Pourquoi devrait-on faire aux animaux ce qu’on se refuse à pratiquer sur les hommes ?

Derrière ces propos se dessine une certaine éthique, chère à Théodore Monod, dont le buste orne désormais le parc du Muséum d’histoire naturelle, que j’ai eu plaisir à rencontrer et dont je me suis souvent inspiré, et une logique d’harmonie avec ma propre conscience.

Quelques extraits du dernier livre de Matthieu Ricard, « Plaidoyer pour les animaux », étayent ma réflexion profonde. A propos du respect vis-à-vis du vivant, voici ce qu’il dit :

« Manquer de respect par orgueil, c’est imaginer que la supériorité qui est la nôtre dans certains domaines nous confère le droit de vie et de mort sur les animaux. Manquer de respect par égoïsme, c’est utiliser les animaux comme s’ils étaient de simples instruments destinés à satisfaire nos désirs ou promouvoir nos intérêts financiers. Enfin, manquer de respect par idéologie, c’est justifier notre instrumentalisation des animaux sur la base de dogmes religieux, de théories philosophiques ou de traditions culturelles. »

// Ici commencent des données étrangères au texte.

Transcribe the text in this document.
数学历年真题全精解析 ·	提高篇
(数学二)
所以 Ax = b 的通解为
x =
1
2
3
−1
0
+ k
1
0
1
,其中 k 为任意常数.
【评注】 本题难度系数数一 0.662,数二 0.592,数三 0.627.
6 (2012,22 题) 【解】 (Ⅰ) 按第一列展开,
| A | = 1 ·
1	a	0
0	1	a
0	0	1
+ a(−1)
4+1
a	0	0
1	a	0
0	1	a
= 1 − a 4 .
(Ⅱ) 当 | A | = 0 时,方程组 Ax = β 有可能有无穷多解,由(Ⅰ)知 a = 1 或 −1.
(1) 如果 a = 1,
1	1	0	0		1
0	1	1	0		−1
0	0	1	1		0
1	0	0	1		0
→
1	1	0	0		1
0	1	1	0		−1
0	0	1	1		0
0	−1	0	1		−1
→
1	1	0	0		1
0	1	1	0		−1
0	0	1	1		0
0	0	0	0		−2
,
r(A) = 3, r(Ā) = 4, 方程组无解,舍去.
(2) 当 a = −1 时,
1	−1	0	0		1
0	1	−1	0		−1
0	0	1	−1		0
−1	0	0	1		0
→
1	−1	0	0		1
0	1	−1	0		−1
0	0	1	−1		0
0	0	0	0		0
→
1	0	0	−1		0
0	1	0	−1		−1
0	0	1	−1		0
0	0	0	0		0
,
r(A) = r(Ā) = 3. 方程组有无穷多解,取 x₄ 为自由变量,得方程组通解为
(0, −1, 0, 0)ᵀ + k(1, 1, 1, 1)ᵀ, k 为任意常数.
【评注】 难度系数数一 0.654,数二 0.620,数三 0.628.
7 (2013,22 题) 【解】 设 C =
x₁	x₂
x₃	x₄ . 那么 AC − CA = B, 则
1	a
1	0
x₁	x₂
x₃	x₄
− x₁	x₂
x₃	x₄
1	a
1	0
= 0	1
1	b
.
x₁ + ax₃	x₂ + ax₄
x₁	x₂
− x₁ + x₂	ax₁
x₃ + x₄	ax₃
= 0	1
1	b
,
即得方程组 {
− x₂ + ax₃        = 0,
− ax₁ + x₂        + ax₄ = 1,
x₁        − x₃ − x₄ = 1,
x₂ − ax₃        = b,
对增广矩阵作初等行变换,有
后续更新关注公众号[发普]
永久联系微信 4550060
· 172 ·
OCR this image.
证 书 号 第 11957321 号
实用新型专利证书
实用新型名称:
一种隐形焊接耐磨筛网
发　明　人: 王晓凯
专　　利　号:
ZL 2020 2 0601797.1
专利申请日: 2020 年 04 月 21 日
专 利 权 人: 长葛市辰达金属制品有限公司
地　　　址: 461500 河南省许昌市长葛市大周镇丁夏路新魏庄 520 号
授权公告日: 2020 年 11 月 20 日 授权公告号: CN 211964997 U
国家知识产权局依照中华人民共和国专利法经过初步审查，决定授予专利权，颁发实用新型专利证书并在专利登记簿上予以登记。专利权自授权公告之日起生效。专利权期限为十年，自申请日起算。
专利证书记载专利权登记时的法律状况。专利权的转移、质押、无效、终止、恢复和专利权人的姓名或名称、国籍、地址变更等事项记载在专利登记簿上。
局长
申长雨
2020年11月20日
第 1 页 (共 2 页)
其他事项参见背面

« Notre attitude vis-à-vis des animaux remet en cause et fragilise l’ensemble de notre éthique. Celle-ci régit en effet la façon dont nous nous comportons les uns avec les autres. Elle exige que nous leur accordions une valeur intrinsèque, que nous ayons de la considération pour eux et que nous tenions compte de leurs aspirations légitimes. Si nous excluons l’ensemble des êtres non-humains de notre système éthique, celui-ci devient bancal. »

 

De quel droit, selon le célèbre adage, ferait-on aux autres ce qu’on ne voudrait pas qu’on nous fasse à nous-mêmes ?

Matthieu Ricard poursuit en affirmant que « le droit de vivre et de ne pas souffrir ne peut pas être le seul privilège des humains. »

Je ne peux qu’approuver ces propos et lancer un appel à la raison quand il conclut ainsi : « Il nous incombe à tous de continuer à favoriser l’avènement d’une justice et d’une compassion impartiales envers l’ensemble des êtres sensibles. La bonté n’est pas une obligation : elle est la plus noble expression de la nature humaine. »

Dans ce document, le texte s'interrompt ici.